Jane idealizes Blanche's image by comparing her to a statue of Diana and a poplar tree. Diana, the Greco-Roman goddess, represents perfect, desirable femininity. The poplar tree is native to northern climates, including England. Poplar flowers fruit into fluffy white orbs that look like cotton balls all over the tree. Jane is imagining Blanche as a symbol of white, English femininity. Blanche's very name means "white," which on the surface contrasts with Bertha's association with Blackness. It certainly contrasts with the gothic darkness of Thornfield.

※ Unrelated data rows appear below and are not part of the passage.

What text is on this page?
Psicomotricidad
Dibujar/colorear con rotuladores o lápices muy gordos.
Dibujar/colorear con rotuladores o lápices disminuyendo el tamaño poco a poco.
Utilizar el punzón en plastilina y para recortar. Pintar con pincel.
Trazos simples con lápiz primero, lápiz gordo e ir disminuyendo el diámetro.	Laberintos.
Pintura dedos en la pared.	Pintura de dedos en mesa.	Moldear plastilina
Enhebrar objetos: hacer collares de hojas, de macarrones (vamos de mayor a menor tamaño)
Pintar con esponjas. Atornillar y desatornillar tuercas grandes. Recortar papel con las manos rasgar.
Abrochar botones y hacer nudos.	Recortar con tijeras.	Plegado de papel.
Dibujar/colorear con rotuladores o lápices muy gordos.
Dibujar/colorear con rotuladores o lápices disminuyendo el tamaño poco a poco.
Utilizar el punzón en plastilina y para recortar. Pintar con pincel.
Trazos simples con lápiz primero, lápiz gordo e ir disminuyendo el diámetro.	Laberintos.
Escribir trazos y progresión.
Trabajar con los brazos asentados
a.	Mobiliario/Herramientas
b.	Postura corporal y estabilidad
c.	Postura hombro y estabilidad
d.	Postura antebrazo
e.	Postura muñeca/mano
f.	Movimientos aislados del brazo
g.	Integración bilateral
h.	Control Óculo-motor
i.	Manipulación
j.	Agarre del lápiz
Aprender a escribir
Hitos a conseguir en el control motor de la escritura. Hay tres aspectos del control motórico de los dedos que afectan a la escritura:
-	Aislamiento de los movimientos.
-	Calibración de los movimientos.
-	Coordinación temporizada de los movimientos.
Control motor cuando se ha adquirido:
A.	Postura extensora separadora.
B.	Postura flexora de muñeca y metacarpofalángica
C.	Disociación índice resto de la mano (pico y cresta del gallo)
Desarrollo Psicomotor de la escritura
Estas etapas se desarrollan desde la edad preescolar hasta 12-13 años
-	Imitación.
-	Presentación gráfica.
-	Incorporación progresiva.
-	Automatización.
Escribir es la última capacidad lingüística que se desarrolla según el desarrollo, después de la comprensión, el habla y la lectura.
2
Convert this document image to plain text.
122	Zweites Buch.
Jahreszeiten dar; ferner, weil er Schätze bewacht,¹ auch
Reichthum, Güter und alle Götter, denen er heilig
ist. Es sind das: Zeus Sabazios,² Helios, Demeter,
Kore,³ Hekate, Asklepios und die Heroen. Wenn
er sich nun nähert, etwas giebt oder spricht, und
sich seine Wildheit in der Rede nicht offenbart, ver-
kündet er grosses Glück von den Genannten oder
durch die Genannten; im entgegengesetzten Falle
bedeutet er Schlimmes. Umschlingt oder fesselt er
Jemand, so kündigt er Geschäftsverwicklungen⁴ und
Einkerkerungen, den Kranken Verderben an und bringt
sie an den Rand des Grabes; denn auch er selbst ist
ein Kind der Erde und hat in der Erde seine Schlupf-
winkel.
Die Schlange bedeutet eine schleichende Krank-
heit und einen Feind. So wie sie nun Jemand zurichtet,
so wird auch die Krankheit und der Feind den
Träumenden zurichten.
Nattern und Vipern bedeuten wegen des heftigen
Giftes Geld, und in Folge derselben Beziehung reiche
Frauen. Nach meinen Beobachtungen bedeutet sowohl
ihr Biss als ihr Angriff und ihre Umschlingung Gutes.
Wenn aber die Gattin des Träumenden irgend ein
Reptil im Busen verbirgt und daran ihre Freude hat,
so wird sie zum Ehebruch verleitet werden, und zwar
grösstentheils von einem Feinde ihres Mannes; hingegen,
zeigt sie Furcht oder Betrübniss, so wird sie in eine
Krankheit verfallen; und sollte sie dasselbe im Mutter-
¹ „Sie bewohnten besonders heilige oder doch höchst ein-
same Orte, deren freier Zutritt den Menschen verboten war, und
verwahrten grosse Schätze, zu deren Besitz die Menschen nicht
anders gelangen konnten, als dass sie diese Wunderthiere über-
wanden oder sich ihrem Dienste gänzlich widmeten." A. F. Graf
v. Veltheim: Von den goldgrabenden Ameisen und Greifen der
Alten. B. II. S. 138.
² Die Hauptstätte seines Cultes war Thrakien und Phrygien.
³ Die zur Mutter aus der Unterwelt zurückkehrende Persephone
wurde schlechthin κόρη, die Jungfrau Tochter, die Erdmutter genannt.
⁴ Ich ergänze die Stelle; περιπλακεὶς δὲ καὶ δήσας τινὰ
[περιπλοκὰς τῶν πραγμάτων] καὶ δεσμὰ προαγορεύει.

Blanche's name and the narrator's language here are ironic because Blanche in fact represents further enmeshment in England's colonial economy. Although Jane and the reader don't yet know the extent of the problem, the darkness of Thornfield is an effect of its colonial entanglement. (The novel operates on racist ideology that maps sin and corruption onto darkness and Blackness.) As a fashionable woman, Blanche consumes many products that are connected with slavery and colonialism. This kind of unethical consumerism had long been held against wealthy women, and the novel holds it against Blanche. Jane, who is not in the class of women who can afford luxury imports, finds Blanche shallow and materialistic. Her name and her description as a poplar or a Diana do not match her substance, which is implicated in all of England's problems. As the novel demonstrates by the end, it is not Blanche who stands to "whiten" Rochester's soul by marrying him, but rather Jane.